La Corte di Cassazione ha fornito alcuni chiarimenti in materia di requisito territoriale in fatto di indennità di mobilità; infatti, le Sezioni Unite si richiamano allo stretto collegamento che il legislatore ha istituito tra la percezione dell’indennità e l’iscrizione nelle relative liste, le quali hanno struttura territoriale regionale.
In base a ciò risulta, secondo la Corte, la
volontà del legislatore di dar luogo a una fattispecie costitutiva del diritto alla prestazione previdenziale che si concretizza in una vicenda di rilevanza giuridica “localizzata”, allo scopo di evitare, tendenzialmente, che i lavoratori collocati in mobilità siano costretti a trasferirsi in ambiti diversi dal territorio in cui aveva avuto svolgimento il cessato rapporto di lavoro per cercare altrove una opportunità di ricollocazione
Per la Corte di Cassazione diventa fondamentale la circostanza che in una delle zone “svantaggiate” l’impresa abbia scelto di organizzare stabilmente la prestazione lavorativa di alcuni (o, al limite, anche di uno solo) dei suoi dipendenti, in funzione del raggiungimento dei propri obiettivi di produzione.
Non sembra, per la Cassazione, rilevante ai fini dell’identificazione del requisito territoriale altri elementi come il luogo di assunzione, o quello in cui ha sede legale l’impresa o, quello di residenza del lavoratore o quello, infine, in cui è stata aperta la procedura di mobilità.
Infatti, il nostro Istituto previdenziale di riferimento, secondo la circolare n. 95/2008, precisa che per i lavoratori licenziati da imprese operanti nelle aree del Mezzogiorno la durata della prestazione è rispettivamente prolungata per ulteriori dodici mesi ed aggiungendo che la questione aveva luogo, nel tempo, al sorgere di due diversi orientamenti giurisprudenziali, entrambi i quali erano stati fatti propri da diverse sentenze della Sezione Lavoro della Corte di Cassazione.
Il primo orientamento, sostenuto dalle sentenze 27 novembre 2002 n. 16798 e 22 ottobre 2003 n. 15822 , fondava il requisito territoriale sul luogo ove il lavoratore ha svolto la propria attività e si è iscritto, una volta licenziato, nelle liste di mobilità.
Il secondo orientamento riteneva invece che si dovesse far riferimento al luogo ove ha sede l’impresa che riduce il personale e nel quale è stata attivata la procedura di cui all’art. 4 della legge n. 223 del 1991.
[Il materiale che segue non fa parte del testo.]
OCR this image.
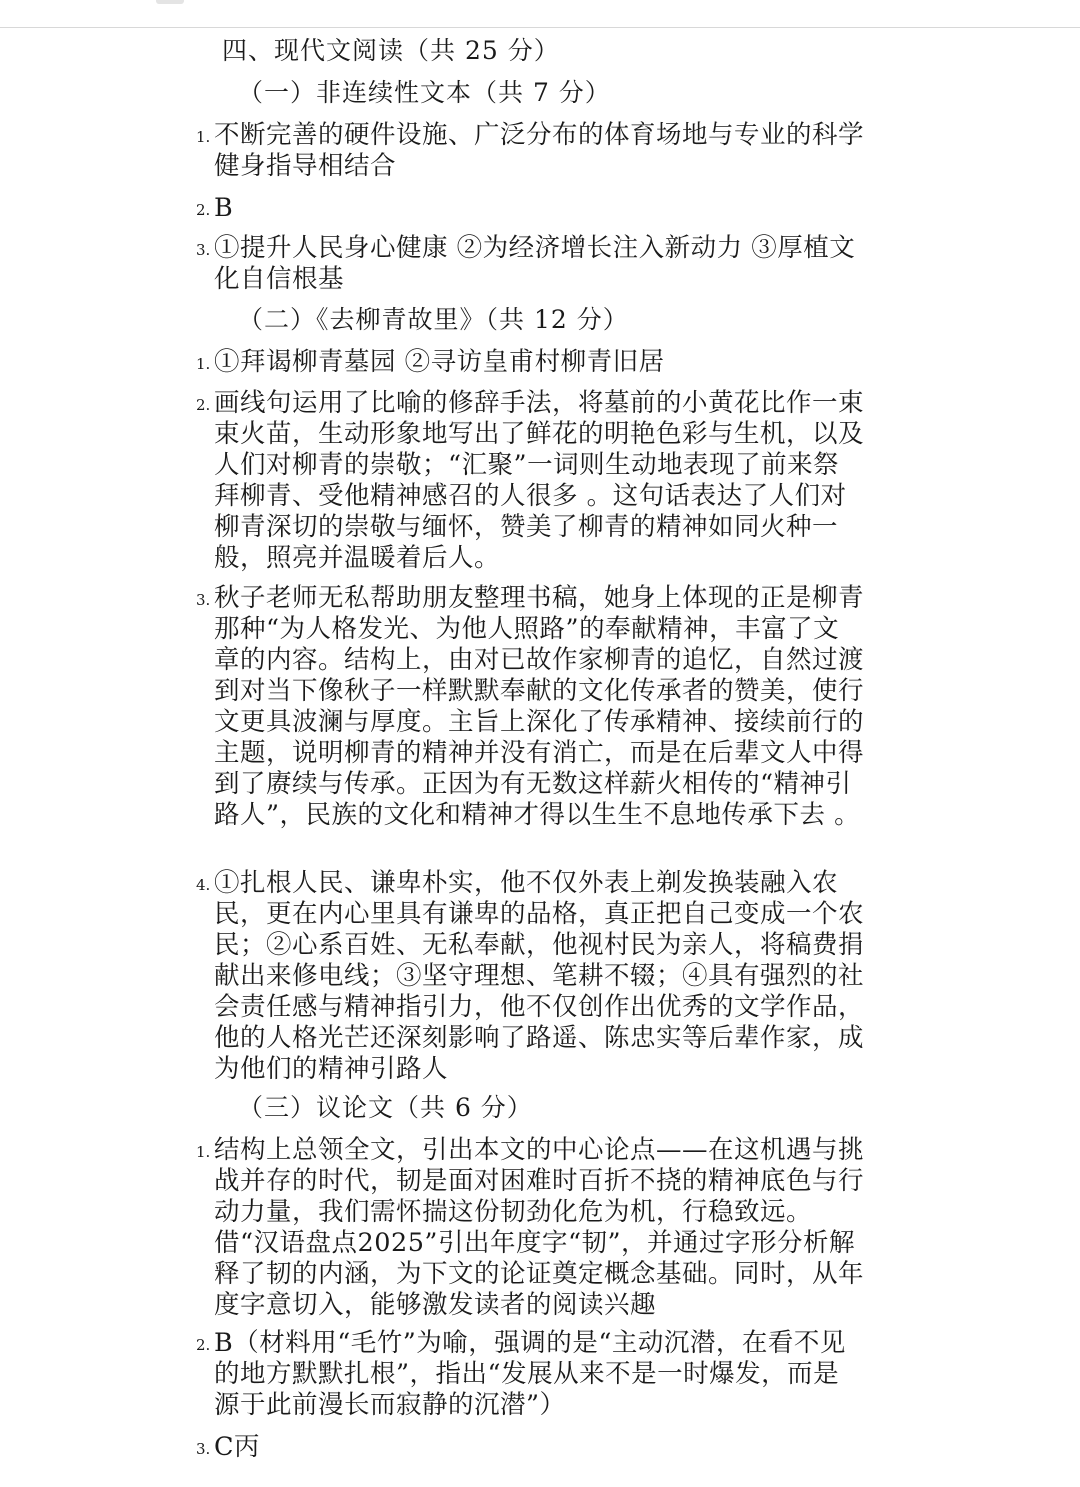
四、现代文阅读（共 25 分）
（一）非连续性文本（共 7 分）
1. 不断完善的硬件设施、广泛分布的体育场地与专业的科学健身指导相结合
2. B
3. ①提升人民身心健康 ②为经济增长注入新动力 ③厚植文化自信根基
（二）《去柳青故里》（共 12 分）
1. ①拜谒柳青墓园 ②寻访皇甫村柳青旧居
2. 画线句运用了比喻的修辞手法，将墓前的小黄花比作一束束火苗，生动形象地写出了鲜花的明艳色彩与生机，以及人们对柳青的崇敬；“汇聚”一词则生动地表现了前来祭拜柳青、受他精神感召的人很多 。这句话表达了人们对柳青深切的崇敬与缅怀，赞美了柳青的精神如同火种一般，照亮并温暖着后人。
3. 秋子老师无私帮助朋友整理书稿，她身上体现的正是柳青那种“为人格发光、为他人照路”的奉献精神，丰富了文章的内容。结构上，由对已故作家柳青的追忆，自然过渡到对当下像秋子一样默默奉献的文化传承者的赞美，使行文更具波澜与厚度。主旨上深化了传承精神、接续前行的主题，说明柳青的精神并没有消亡，而是在后辈文人中得到了赓续与传承。正因为有无数这样薪火相传的“精神引路人”，民族的文化和精神才得以生生不息地传承下去 。
4. ①扎根人民、谦卑朴实，他不仅外表上剃发换装融入农民，更在内心里具有谦卑的品格，真正把自己变成一个农民；②心系百姓、无私奉献，他视村民为亲人，将稿费捐献出来修电线；③坚守理想、笔耕不辍；④具有强烈的社会责任感与精神指引力，他不仅创作出优秀的文学作品，他的人格光芒还深刻影响了路遥、陈忠实等后辈作家，成为他们的精神引路人
（三）议论文（共 6 分）
1. 结构上总领全文，引出本文的中心论点——在这机遇与挑战并存的时代，韧是面对困难时百折不挠的精神底色与行动力量，我们需怀揣这份韧劲化危为机，行稳致远。借“汉语盘点2025”引出年度字“韧”，并通过字形分析解释了韧的内涵，为下文的论证奠定概念基础。同时，从年度字意切入，能够激发读者的阅读兴趣
2. B（材料用“毛竹”为喻，强调的是“主动沉潜，在看不见的地方默默扎根”，指出“发展从来不是一时爆发，而是源于此前漫长而寂静的沉潜”）
3. C丙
In realtà, l’apparente contrasto è stato superato dalla decisione dalle Sezioni Unite ha affermato che, nel riconoscere la maggiorazione di dodici mesi del periodo di erogazione della prestazione, debba farsi esclusivo riferimento al luogo ove l’impresa abbia deciso di organizzare stabilmente il lavoro del soggetto interessato, anche in mancanza di un’unità operativa stabilmente organizzata.